/generic-buy-now-pay-later-project-group-5

generic-buy-now-pay-later-project-group-5 created by GitHub Classroom

Primary LanguageJupyter Notebook

Generic Buy Now, Pay Later Project

MAST30034 Applied Data Science - Group 5

Group members:

  • John Melluish (1171367)
  • Rebekah Wu (1074412)
  • Seen Yan Lee (1183422)
  • Sen Turner (1168692)
  • Yi Xiang Chee (1165917)

Pipeline

  1. download.py: Downloads external datasets

    • requires argument --output: the path from current directory to the desired output file (the external data folder)
  2. ETL_basic.py: Performs ETL on transaction and merchant data (Output: joined_data.parquet, consumer_fraud.parquet, merchant_fraud.parquet)

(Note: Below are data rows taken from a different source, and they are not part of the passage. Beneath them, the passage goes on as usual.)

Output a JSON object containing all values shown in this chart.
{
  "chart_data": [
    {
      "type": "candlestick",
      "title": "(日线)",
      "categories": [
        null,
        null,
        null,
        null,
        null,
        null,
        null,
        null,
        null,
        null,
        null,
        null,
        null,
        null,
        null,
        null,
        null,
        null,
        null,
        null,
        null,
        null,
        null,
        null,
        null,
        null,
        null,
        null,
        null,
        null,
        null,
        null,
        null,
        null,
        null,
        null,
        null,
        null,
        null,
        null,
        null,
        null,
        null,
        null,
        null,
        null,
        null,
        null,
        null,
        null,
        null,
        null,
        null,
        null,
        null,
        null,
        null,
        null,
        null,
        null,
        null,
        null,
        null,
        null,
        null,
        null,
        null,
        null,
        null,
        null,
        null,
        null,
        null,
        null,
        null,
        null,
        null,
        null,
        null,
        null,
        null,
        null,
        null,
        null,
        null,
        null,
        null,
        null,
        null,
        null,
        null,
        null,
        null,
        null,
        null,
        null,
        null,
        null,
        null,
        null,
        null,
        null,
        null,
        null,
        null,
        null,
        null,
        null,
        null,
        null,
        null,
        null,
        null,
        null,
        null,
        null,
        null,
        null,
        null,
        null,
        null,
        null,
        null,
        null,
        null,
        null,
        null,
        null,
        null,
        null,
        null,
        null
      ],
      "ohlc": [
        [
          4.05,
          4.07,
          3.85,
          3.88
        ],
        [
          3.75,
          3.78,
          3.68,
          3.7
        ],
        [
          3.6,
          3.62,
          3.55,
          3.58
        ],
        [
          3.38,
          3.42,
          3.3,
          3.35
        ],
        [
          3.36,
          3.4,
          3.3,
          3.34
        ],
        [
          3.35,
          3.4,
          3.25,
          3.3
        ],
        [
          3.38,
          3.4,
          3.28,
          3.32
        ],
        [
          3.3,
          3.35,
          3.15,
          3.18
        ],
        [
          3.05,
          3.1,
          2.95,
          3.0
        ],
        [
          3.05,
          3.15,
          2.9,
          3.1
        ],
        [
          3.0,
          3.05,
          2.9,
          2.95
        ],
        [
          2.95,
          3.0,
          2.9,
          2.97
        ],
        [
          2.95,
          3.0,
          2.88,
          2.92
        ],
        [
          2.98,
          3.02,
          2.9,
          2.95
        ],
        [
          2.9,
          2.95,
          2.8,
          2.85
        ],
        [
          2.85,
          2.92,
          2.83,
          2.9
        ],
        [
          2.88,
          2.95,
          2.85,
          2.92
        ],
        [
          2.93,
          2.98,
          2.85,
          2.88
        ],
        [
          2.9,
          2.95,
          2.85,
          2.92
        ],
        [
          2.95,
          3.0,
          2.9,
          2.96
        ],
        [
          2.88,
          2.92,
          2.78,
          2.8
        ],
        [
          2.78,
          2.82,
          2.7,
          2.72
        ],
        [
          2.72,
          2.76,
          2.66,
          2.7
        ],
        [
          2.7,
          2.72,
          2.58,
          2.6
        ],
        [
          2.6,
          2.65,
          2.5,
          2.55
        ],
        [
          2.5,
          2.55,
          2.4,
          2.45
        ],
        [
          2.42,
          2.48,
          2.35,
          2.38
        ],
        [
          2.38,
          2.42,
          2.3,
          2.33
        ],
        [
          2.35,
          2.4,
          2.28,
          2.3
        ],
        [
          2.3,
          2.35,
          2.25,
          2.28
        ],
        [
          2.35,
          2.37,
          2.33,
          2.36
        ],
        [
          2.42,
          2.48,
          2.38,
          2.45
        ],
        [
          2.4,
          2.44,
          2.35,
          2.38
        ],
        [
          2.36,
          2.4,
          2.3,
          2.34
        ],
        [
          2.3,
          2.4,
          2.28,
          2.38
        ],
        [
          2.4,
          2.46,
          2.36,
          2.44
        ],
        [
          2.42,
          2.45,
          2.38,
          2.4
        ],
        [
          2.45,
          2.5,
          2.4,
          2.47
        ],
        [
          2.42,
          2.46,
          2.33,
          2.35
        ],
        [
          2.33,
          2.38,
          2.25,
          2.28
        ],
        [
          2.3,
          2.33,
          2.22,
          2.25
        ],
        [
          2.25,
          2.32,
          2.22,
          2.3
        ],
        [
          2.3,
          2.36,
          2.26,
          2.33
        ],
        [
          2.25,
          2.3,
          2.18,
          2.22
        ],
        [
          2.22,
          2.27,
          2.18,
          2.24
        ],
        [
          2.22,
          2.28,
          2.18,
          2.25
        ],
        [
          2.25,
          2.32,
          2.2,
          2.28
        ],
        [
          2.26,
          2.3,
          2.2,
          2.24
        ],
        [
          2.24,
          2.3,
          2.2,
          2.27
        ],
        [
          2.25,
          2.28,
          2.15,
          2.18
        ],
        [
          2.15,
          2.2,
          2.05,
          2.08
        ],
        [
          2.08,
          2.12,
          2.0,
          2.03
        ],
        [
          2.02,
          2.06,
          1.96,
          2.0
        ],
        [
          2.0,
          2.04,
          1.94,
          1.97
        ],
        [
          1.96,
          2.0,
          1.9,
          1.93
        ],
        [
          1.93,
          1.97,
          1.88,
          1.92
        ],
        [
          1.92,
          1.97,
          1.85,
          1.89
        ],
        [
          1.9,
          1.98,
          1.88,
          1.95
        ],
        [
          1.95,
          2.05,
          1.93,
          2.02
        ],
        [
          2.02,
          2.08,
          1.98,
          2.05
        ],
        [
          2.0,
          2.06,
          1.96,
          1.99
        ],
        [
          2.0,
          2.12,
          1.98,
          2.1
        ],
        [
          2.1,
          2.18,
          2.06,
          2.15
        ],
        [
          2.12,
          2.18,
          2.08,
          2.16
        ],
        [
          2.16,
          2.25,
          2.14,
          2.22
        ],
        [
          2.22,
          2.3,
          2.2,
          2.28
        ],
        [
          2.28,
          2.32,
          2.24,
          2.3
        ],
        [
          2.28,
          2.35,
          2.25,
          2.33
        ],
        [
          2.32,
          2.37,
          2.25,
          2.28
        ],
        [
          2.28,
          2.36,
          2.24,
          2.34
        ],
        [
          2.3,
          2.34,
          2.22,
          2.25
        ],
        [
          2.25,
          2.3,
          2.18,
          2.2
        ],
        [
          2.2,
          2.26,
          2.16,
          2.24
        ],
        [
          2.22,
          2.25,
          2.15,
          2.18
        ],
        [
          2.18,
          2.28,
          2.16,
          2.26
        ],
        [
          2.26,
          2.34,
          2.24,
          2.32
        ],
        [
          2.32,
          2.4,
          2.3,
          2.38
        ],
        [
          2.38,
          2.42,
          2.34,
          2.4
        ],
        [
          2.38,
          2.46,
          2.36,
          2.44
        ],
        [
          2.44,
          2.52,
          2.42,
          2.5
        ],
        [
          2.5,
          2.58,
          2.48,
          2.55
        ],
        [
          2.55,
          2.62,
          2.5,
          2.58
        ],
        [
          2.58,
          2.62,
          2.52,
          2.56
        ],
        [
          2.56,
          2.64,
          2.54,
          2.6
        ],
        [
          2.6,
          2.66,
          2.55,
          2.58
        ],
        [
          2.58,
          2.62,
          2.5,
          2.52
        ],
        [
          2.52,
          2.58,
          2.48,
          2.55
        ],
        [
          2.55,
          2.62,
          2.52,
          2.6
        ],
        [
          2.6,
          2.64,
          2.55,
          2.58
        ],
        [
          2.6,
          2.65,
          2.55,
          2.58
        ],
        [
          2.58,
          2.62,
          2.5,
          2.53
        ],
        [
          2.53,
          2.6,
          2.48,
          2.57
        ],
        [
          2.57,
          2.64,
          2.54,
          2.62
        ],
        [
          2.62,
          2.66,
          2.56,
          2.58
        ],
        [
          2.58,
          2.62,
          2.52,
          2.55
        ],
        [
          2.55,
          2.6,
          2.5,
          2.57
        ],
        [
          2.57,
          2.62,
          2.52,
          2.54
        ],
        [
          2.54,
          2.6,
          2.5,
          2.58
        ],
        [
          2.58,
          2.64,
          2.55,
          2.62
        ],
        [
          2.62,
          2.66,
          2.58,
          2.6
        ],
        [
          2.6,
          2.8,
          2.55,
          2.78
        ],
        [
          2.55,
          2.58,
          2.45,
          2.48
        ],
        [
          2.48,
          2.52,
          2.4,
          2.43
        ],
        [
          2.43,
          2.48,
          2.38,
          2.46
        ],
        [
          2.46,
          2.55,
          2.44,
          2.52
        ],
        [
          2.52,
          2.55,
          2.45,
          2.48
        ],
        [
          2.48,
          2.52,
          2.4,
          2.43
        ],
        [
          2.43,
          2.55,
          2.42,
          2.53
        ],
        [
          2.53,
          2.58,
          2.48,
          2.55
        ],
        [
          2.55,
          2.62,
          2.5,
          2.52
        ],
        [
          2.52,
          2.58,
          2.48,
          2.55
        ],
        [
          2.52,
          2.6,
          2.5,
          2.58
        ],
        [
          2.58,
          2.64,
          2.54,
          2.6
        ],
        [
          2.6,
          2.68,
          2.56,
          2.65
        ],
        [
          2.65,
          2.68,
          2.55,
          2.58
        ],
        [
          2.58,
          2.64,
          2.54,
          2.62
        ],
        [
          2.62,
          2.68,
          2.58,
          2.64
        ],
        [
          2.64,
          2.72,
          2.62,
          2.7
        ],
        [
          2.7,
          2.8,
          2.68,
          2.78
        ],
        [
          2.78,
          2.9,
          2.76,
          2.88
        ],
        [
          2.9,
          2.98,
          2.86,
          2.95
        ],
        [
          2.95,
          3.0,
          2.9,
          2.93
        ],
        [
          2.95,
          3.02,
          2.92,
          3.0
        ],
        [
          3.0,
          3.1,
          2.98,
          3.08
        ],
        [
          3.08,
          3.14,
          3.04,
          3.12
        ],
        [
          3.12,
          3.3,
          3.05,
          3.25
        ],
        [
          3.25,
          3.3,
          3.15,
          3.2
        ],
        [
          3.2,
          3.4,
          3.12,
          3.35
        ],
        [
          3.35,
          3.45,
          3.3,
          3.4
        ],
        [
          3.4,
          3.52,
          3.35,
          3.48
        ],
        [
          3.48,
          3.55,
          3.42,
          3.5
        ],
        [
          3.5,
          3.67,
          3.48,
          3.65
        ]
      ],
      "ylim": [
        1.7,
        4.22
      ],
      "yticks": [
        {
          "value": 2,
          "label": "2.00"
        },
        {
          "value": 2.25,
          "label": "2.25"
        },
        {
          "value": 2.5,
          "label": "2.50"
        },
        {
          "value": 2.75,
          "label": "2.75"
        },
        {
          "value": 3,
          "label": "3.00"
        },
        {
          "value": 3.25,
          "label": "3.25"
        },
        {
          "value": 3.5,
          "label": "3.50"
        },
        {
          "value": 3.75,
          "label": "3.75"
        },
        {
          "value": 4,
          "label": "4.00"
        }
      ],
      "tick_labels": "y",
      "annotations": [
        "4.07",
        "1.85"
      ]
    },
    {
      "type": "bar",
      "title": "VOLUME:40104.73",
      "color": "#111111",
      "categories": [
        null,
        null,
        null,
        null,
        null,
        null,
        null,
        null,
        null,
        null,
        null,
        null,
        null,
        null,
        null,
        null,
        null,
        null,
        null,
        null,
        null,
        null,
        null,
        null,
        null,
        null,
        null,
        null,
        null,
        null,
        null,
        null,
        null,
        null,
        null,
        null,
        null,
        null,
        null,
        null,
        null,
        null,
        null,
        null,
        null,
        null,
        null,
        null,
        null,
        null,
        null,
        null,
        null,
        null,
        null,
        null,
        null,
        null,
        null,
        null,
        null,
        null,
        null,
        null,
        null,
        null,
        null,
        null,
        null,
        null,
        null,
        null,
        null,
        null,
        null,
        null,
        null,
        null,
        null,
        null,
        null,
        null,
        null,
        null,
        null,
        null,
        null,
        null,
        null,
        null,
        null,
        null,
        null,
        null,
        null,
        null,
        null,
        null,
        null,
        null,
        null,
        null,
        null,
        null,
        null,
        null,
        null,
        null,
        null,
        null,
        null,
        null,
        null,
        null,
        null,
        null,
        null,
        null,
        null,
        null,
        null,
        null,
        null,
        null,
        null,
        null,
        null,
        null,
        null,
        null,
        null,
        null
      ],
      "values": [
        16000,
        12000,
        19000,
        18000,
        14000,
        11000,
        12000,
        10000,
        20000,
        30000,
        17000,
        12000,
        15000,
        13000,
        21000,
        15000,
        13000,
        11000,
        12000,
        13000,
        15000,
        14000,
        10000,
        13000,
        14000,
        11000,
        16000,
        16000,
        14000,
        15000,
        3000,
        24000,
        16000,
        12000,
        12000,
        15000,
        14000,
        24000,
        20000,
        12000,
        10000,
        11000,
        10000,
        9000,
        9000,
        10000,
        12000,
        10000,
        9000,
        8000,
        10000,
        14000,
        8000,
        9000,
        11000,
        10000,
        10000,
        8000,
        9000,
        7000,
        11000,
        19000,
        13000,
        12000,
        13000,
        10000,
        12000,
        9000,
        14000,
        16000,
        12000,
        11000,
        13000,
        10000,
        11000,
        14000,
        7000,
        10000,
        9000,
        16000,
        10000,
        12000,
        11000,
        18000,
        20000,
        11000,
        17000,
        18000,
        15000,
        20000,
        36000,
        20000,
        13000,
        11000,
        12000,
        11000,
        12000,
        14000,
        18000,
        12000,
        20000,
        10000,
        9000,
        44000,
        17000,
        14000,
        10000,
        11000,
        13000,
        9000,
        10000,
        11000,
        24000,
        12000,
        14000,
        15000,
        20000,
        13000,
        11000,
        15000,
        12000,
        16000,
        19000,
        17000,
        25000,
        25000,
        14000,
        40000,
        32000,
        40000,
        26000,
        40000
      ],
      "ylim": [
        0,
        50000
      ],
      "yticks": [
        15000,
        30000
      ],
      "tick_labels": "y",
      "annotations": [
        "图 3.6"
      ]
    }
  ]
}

    • requires argument --curatedpath: that path from current directory to the curated folder & --tablespath: the path from current directory to the tables folder
  3. external_connection.py: Joins data with external datasets (Input: joined_data.parquet, Output: external_data.parquet, external_joined_data.parquet)

    • requires argument --curatedpath: that path from current directory to the curated folder & --externalpath: the path from current directory to the external folder
  4. null_imputation.py: Performs imputation on null values (Input: external_joined_data.parquet, Output: final_data.parquet)

    • requires argument --curatedpath: the path from current directory to the curated folder
  5. analysis.ipynb: Performs outlier removal and analysis (Input: final_data.parquet, external_data.parquet, Output: cleaned_data.parquet)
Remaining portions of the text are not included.